La population s'élève à 810 000 habitants, à 89% urbains. La population est jeune (plus de 35% de moins de 20 ans) et la fécondité y est de 2,5 enfants par femme (deuxième indice le plus élevé de France après la Guyane).

B

Les fragilités du développement

1

Une économie basique

L'économie de la Réunion est peu diversifiée :

  • Le secteur primaire est dominé par la culture de la canne à sucre (50% de la surface cultivable), en difficulté à cause de la concurrence voisine.
  • Le secteur secondaire est faible mais le tertiaire important ; il existe de nombreux emplois administratifs et le tourisme est la première source de revenus (800 000 nuitées par an).
2

Des inégalités socio-spatiales

La région est traversée par des inégalités, d'abord par rapport à la métropole (PIB par habitant de 15 000 euros pour 30 000 euros en métropole, plus de 33% de chômage) qui résulte en une forte migration vers la métropole (pour trouver un emploi) ; ensuite par rapport à la région, dans laquelle la Réunion est privilégiée (infrastructures, fonds européens), d'où une forte migration vers l'île (notamment depuis Mayotte).

C

Les besoins d'aménagement

Le peuplement réunionnais est périphérique : la population est concentrée sur les littoraux, notamment autour de la capitale, Saint-Denis de la Réunion (200 000 habitants). Les Hauts de l'intérieur sont classés au patrimoine mondial de l'UNESCO et sont protégés.

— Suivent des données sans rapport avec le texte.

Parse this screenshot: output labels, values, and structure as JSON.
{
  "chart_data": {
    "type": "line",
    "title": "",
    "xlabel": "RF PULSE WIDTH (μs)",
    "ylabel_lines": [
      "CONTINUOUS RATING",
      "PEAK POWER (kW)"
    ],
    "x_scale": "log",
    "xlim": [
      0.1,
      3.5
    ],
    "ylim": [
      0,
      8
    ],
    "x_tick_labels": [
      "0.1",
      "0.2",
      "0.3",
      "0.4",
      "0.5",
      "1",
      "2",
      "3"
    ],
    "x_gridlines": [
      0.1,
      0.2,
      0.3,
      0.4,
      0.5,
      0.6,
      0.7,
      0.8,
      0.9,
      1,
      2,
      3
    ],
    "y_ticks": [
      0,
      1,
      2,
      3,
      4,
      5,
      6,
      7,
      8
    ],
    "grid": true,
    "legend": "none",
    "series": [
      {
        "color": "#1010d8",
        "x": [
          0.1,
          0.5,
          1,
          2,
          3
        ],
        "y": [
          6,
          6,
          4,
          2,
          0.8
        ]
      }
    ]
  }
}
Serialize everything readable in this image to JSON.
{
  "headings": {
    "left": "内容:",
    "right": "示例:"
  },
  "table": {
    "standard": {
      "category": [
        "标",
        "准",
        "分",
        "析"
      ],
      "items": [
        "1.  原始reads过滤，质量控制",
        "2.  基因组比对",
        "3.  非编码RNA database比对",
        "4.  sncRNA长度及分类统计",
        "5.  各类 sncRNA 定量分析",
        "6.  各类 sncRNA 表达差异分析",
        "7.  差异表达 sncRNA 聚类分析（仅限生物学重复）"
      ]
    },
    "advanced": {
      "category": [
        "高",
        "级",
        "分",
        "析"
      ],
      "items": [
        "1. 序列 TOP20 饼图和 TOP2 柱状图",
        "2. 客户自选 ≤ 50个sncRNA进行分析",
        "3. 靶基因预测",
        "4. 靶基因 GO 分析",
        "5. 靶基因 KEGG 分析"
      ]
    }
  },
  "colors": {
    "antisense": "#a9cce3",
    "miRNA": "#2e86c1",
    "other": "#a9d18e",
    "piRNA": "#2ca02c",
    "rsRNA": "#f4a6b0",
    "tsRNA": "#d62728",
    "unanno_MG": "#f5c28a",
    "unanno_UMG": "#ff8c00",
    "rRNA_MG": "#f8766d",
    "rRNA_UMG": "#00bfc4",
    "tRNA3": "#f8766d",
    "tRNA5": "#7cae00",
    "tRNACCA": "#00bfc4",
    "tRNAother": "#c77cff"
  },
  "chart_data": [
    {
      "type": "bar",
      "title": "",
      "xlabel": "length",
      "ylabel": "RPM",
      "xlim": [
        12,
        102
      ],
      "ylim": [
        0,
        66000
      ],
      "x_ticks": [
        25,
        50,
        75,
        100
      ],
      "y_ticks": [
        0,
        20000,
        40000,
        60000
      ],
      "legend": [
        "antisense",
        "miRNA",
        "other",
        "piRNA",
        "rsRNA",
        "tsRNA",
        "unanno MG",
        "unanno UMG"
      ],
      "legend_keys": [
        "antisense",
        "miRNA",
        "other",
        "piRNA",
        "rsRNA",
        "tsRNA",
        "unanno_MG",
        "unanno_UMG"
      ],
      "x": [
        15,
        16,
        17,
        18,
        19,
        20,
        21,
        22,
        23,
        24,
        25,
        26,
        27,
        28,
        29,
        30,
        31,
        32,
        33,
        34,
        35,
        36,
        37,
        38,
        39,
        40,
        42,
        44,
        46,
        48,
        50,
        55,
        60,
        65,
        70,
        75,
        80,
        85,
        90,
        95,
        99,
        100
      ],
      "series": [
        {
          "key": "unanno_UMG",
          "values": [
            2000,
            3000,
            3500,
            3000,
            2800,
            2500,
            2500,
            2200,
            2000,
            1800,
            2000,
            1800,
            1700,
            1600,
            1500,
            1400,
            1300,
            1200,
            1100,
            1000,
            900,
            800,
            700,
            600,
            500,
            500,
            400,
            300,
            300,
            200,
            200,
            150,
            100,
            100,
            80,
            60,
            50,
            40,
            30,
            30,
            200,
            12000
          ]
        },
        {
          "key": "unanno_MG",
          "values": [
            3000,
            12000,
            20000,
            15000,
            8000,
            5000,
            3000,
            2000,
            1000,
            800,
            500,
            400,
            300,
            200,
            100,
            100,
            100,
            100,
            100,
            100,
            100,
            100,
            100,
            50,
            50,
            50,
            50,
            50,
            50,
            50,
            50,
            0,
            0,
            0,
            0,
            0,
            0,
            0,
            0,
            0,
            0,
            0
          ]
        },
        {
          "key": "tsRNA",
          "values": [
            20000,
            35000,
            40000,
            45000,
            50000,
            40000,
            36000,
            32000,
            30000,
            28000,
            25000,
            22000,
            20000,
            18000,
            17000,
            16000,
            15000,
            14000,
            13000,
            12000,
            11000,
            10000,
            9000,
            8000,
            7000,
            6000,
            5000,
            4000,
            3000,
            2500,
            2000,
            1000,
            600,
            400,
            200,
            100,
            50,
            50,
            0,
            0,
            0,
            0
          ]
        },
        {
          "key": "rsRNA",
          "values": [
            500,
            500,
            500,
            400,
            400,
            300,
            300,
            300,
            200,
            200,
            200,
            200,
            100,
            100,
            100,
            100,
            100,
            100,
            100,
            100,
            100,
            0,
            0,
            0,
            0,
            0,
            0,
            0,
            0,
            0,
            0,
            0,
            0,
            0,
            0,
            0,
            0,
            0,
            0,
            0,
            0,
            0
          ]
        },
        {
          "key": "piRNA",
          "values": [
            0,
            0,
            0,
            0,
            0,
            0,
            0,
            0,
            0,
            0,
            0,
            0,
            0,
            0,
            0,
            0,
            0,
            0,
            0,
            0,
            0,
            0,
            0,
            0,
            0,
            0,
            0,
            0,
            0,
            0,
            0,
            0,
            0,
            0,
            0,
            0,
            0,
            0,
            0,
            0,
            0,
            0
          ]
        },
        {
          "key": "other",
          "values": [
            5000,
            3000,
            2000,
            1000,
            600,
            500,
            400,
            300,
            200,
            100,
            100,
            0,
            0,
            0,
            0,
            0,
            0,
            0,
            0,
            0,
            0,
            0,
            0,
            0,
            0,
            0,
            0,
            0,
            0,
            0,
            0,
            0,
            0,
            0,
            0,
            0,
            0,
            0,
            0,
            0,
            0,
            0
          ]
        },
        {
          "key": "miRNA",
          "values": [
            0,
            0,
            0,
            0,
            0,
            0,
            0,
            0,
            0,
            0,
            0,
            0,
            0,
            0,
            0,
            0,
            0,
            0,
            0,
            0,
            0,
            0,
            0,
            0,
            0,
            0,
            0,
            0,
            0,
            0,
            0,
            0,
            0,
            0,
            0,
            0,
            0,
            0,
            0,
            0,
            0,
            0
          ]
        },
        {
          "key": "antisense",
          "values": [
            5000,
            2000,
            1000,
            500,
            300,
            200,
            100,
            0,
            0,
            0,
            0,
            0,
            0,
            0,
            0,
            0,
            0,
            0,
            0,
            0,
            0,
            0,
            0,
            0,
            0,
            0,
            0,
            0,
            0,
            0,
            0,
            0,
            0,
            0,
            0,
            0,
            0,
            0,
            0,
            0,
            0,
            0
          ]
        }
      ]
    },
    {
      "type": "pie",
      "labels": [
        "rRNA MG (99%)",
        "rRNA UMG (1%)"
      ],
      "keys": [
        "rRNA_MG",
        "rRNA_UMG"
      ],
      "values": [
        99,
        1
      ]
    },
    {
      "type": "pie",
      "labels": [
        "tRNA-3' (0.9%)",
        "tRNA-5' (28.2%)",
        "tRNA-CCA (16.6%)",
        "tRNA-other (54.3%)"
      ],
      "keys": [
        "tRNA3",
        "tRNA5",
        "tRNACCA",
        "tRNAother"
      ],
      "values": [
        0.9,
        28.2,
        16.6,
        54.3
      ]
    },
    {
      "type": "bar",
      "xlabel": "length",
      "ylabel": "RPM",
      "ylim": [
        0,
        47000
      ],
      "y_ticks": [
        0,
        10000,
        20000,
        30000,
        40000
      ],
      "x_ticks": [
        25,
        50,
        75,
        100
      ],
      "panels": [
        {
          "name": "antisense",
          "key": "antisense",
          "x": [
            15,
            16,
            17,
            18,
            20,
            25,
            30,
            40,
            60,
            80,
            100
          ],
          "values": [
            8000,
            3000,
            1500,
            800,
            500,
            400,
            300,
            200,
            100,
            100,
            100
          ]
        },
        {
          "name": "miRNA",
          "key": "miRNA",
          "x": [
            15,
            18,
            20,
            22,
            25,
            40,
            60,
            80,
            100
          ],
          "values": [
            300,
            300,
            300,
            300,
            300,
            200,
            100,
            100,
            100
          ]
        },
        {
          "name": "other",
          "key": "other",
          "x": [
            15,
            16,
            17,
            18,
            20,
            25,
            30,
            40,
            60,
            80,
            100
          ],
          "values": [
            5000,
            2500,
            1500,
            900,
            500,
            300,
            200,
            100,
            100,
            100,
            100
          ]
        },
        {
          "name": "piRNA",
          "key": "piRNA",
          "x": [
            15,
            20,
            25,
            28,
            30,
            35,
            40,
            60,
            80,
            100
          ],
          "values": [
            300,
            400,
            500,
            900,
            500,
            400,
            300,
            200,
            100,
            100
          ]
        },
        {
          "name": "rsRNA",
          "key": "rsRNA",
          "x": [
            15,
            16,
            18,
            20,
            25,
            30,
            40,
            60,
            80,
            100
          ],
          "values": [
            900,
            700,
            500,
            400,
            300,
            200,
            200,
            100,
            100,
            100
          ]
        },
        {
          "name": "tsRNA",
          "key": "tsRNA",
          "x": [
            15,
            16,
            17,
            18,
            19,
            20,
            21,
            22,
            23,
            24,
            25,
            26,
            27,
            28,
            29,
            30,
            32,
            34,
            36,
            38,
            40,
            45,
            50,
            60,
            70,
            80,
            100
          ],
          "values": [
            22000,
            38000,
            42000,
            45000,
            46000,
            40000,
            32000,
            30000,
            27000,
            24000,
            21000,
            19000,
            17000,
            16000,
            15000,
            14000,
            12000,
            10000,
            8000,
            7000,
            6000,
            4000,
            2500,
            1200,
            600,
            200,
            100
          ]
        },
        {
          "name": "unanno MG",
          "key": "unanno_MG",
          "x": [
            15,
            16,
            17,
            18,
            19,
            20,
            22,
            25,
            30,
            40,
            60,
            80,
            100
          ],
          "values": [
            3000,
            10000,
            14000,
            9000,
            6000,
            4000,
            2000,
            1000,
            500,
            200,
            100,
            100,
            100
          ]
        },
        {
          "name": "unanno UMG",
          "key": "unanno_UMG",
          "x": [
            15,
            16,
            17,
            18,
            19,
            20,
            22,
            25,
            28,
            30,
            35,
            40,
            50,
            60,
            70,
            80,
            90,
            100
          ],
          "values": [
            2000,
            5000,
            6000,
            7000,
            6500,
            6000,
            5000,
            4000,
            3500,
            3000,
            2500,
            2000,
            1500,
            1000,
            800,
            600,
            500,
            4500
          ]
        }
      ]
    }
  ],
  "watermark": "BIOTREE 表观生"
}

En raison de sa forte dépendance à la métropole, (trois quarts de ses exportations), la Réunion (qui est une RUP) a reçu 1,9 milliards d'euros de subventions au développement entre 2007 et 2013. Cet argent sert des projets d'aménagement sur le littoral ouest : route des Tamarins (à but de désengorgement), réseau de train et de tramway (dans une logique de développement durable).